A research team led by Trisha Robinson, epidemiologist with the Minnesota Department of Health, combed through over 20,000 reports of gastrointestinal illness across the state. Minnesota is one of only 30 states in the U.S. that permits the sale of raw milk, USA Today reported. Of 118,883 Minnesotans who drink raw milk, 17 percent fell ill, Robinson and her colleagues found.
“Some raw milk advocates fail to acknowledge the elevated health risk associated with raw milk consumption and minimize the significance of reported outbreaks,” Robinson told NBC News. “In doing so, these advocates convey a false sense of the safety of raw milk to those who are considering consuming this product, and this sense of safety discourages a balanced assessment of the potential risks and benefits involved."

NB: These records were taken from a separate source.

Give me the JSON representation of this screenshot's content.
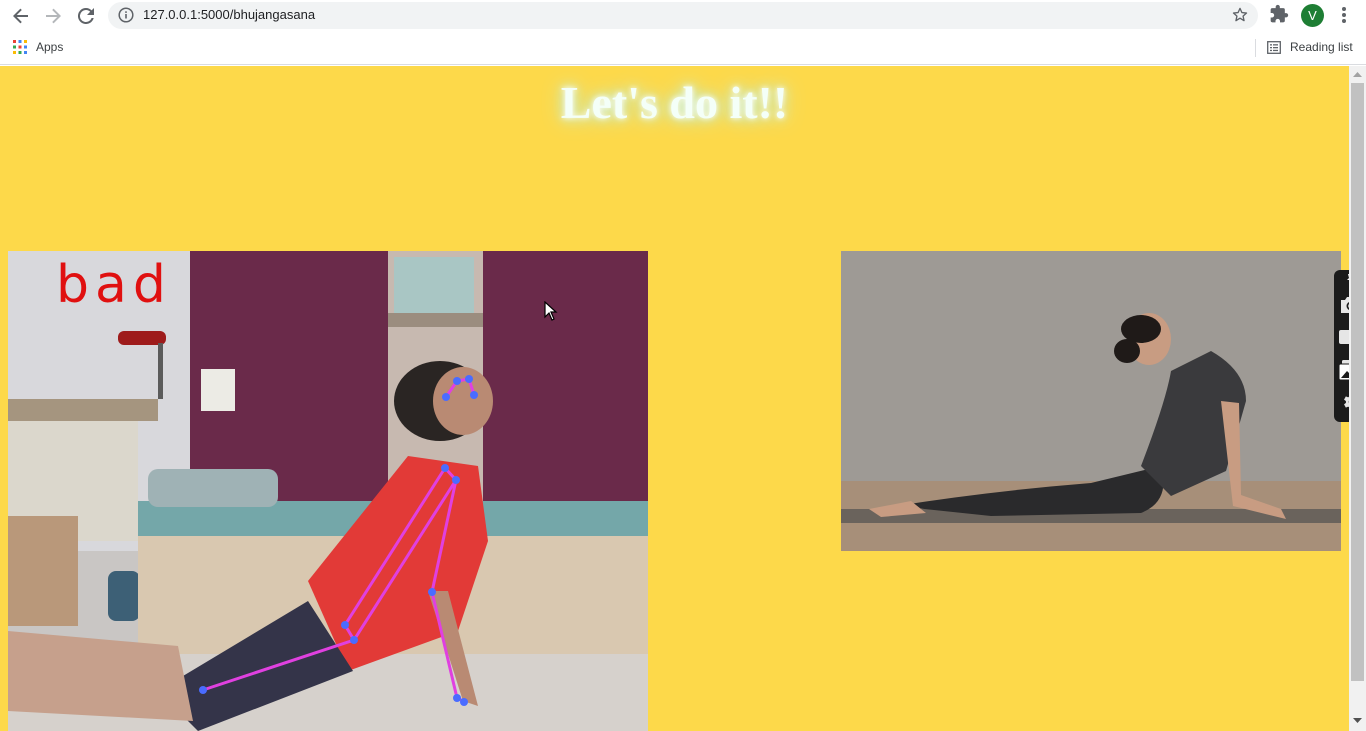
{
  "browser": {
    "url": "127.0.0.1:5000/bhujangasana",
    "profile_initial": "V",
    "bookmarks": {
      "apps_label": "Apps",
      "reading_list_label": "Reading list"
    }
  },
  "page": {
    "heading": "Let's do it!!",
    "background_color": "#fdd94a",
    "webcam_feed": {
      "pose_feedback": "bad",
      "feedback_color": "#e01010",
      "skeleton_color": "#e040e0",
      "keypoint_color": "#4a6cff"
    },
    "reference_image": {
      "pose": "bhujangasana"
    }
  },
  "side_widget": {
    "icons": [
      "pin-icon",
      "camera-icon",
      "video-icon",
      "gallery-icon",
      "settings-icon"
    ]
  }
}
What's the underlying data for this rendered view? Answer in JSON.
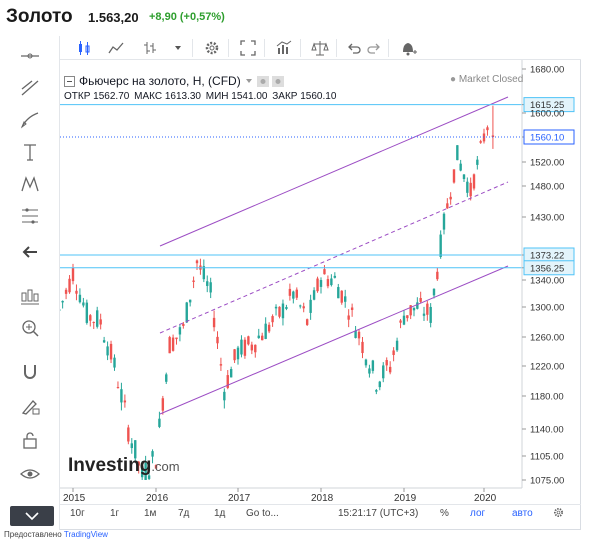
{
  "header": {
    "title": "Золото",
    "price": "1.563,20",
    "change": "+8,90 (+0,57%)"
  },
  "legend": {
    "symbol": "Фьючерс на золото, H, (CFD)",
    "open_label": "ОТКР",
    "open": "1562.70",
    "high_label": "МАКС",
    "high": "1613.30",
    "low_label": "МИН",
    "low": "1541.00",
    "close_label": "ЗАКР",
    "close": "1560.10",
    "market_status": "Market Closed"
  },
  "price_axis": [
    "1680.00",
    "1615.25",
    "1600.00",
    "1560.10",
    "1520.00",
    "1480.00",
    "1430.00",
    "1373.22",
    "1356.25",
    "1340.00",
    "1300.00",
    "1260.00",
    "1220.00",
    "1180.00",
    "1140.00",
    "1105.00",
    "1075.00"
  ],
  "price_markers": [
    {
      "label": "1615.25"
    },
    {
      "label": "1560.10"
    },
    {
      "label": "1373.22"
    },
    {
      "label": "1356.25"
    }
  ],
  "time_axis": [
    "2015",
    "2016",
    "2017",
    "2018",
    "2019",
    "2020"
  ],
  "bottom": {
    "ranges": [
      "10г",
      "1г",
      "1м",
      "7д",
      "1д"
    ],
    "goto": "Go to...",
    "time": "15:21:17 (UTC+3)",
    "percent": "%",
    "log": "лог",
    "auto": "авто"
  },
  "logo": {
    "name": "Investing",
    "suffix": ".com"
  },
  "credit": {
    "text": "Предоставлено",
    "link": "TradingView"
  },
  "colors": {
    "up": "#26a69a",
    "down": "#ef5350",
    "channel": "#9c4dc4",
    "level": "#4fc3f7",
    "accent": "#2962ff"
  },
  "chart_data": {
    "type": "line",
    "x": [
      "2014-11",
      "2015-01",
      "2015-03",
      "2015-05",
      "2015-07",
      "2015-09",
      "2015-11",
      "2016-01",
      "2016-03",
      "2016-05",
      "2016-07",
      "2016-09",
      "2016-11",
      "2017-01",
      "2017-03",
      "2017-05",
      "2017-07",
      "2017-09",
      "2017-11",
      "2018-01",
      "2018-03",
      "2018-05",
      "2018-07",
      "2018-09",
      "2018-11",
      "2019-01",
      "2019-03",
      "2019-05",
      "2019-07",
      "2019-09",
      "2019-11",
      "2020-01",
      "2020-02"
    ],
    "series": [
      {
        "values": [
          1295,
          1350,
          1290,
          1280,
          1220,
          1140,
          1080,
          1105,
          1250,
          1270,
          1365,
          1320,
          1190,
          1240,
          1250,
          1270,
          1290,
          1320,
          1280,
          1345,
          1340,
          1300,
          1250,
          1200,
          1220,
          1290,
          1300,
          1290,
          1420,
          1530,
          1470,
          1560,
          1600
        ]
      }
    ],
    "ylim": [
      1075,
      1680
    ],
    "ytick_labels": [
      "1680.00",
      "1600.00",
      "1520.00",
      "1480.00",
      "1430.00",
      "1340.00",
      "1300.00",
      "1260.00",
      "1220.00",
      "1180.00",
      "1140.00",
      "1105.00",
      "1075.00"
    ],
    "xtick_labels": [
      "2015",
      "2016",
      "2017",
      "2018",
      "2019",
      "2020"
    ],
    "grid": false
  }
}
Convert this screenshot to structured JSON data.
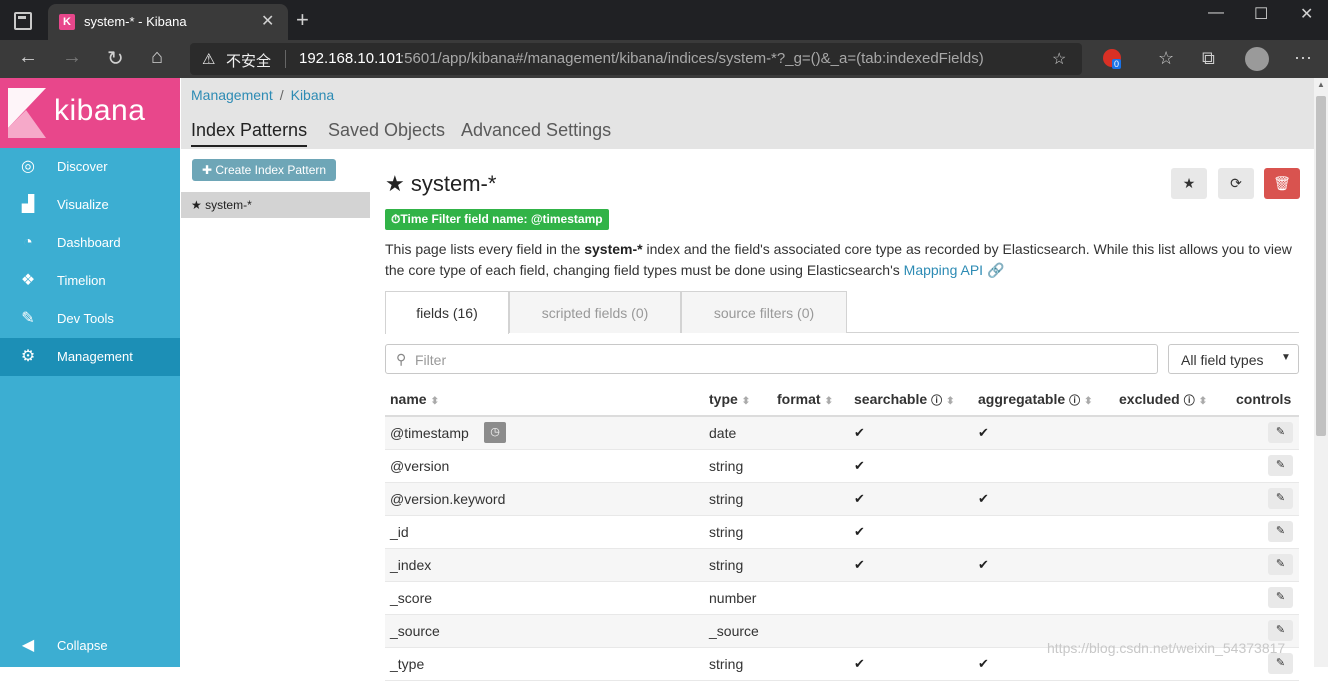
{
  "browser": {
    "tab_title": "system-* - Kibana",
    "favicon_letter": "K",
    "insecure_label": "不安全",
    "url_host": "192.168.10.101",
    "url_rest": ":5601/app/kibana#/management/kibana/indices/system-*?_g=()&_a=(tab:indexedFields)",
    "ext_count": "0"
  },
  "app": {
    "logo_text": "kibana",
    "nav": [
      {
        "label": "Discover",
        "icon": "compass-icon"
      },
      {
        "label": "Visualize",
        "icon": "bar-chart-icon"
      },
      {
        "label": "Dashboard",
        "icon": "dashboard-icon"
      },
      {
        "label": "Timelion",
        "icon": "timelion-icon"
      },
      {
        "label": "Dev Tools",
        "icon": "wrench-icon"
      },
      {
        "label": "Management",
        "icon": "gear-icon"
      }
    ],
    "collapse_label": "Collapse"
  },
  "breadcrumb": {
    "first": "Management",
    "second": "Kibana"
  },
  "subtabs": [
    "Index Patterns",
    "Saved Objects",
    "Advanced Settings"
  ],
  "left_panel": {
    "create_button": "Create Index Pattern",
    "index_pattern": "system-*"
  },
  "page": {
    "title": "system-*",
    "time_filter": "Time Filter field name: @timestamp",
    "desc_before": "This page lists every field in the ",
    "desc_bold": "system-*",
    "desc_after": " index and the field's associated core type as recorded by Elasticsearch. While this list allows you to view the core type of each field, changing field types must be done using Elasticsearch's ",
    "desc_link": "Mapping API"
  },
  "tabs": [
    "fields (16)",
    "scripted fields (0)",
    "source filters (0)"
  ],
  "filter": {
    "placeholder": "Filter",
    "type_select": "All field types"
  },
  "table": {
    "headers": [
      "name",
      "type",
      "format",
      "searchable",
      "aggregatable",
      "excluded",
      "controls"
    ],
    "rows": [
      {
        "name": "@timestamp",
        "type": "date",
        "searchable": "✔",
        "aggregatable": "✔"
      },
      {
        "name": "@version",
        "type": "string",
        "searchable": "✔",
        "aggregatable": ""
      },
      {
        "name": "@version.keyword",
        "type": "string",
        "searchable": "✔",
        "aggregatable": "✔"
      },
      {
        "name": "_id",
        "type": "string",
        "searchable": "✔",
        "aggregatable": ""
      },
      {
        "name": "_index",
        "type": "string",
        "searchable": "✔",
        "aggregatable": "✔"
      },
      {
        "name": "_score",
        "type": "number",
        "searchable": "",
        "aggregatable": ""
      },
      {
        "name": "_source",
        "type": "_source",
        "searchable": "",
        "aggregatable": ""
      },
      {
        "name": "_type",
        "type": "string",
        "searchable": "✔",
        "aggregatable": "✔"
      }
    ]
  },
  "watermark": "https://blog.csdn.net/weixin_54373817",
  "colors": {
    "kibana_pink": "#e8478b",
    "sidebar_blue": "#3caed2",
    "sidebar_active": "#1c8fb6",
    "link_blue": "#2d8bb4",
    "badge_green": "#31b347",
    "danger_red": "#d9534f"
  }
}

Between 2001 and 2010, 21 people in Minnesota fell sick in the midst of five confirmed raw milk outbreaks. Researchers identified 530 additional cases involving people who admitted to consuming raw milk before they were infected with bacteria and parasites found in raw milk such as Campylobacter, Cryptosporidium, E.coli, and Salmonella.
According to a recent study conducted by the Centers for Disease Control and Prevention (CDC) 60 percent of dairy-related illness outbreaks reported to the CDC were connected to raw milk between 1993 and 2006. Around 75 percent of these outbreaks occur in states like Minnesota where the sale of raw milk has been approved. Raw milk drinkers are up to 13 times more likely to be hospitalized for dairy-related illness compared to people who drink pasteurized milk.
“Outbreaks associated with raw milk occur frequently and receive a lot of media attention, but our study shows that sporadic cases of illnesses associated with raw milk consumption far outnumber cases associated with recognized outbreaks,” Robinson told NBC News. “We hope that our findings will help inform potential raw milk consumers when thinking about drinking raw milk or giving it to their children.”
Developed in the 1920s to reduce incidences of human illness and contamination, pasteurization is the process of heating milk to a temperature that eradicates food-borne illness-causing bacteria in milk. Although cases of illnesses and outbreaks associated with pasteurized milk have been reported, they are considered rare and are usually caused by the reintroduction of germs after pasteurization. Pasteurizing milk does not strip dairy of its beneficial nutrients.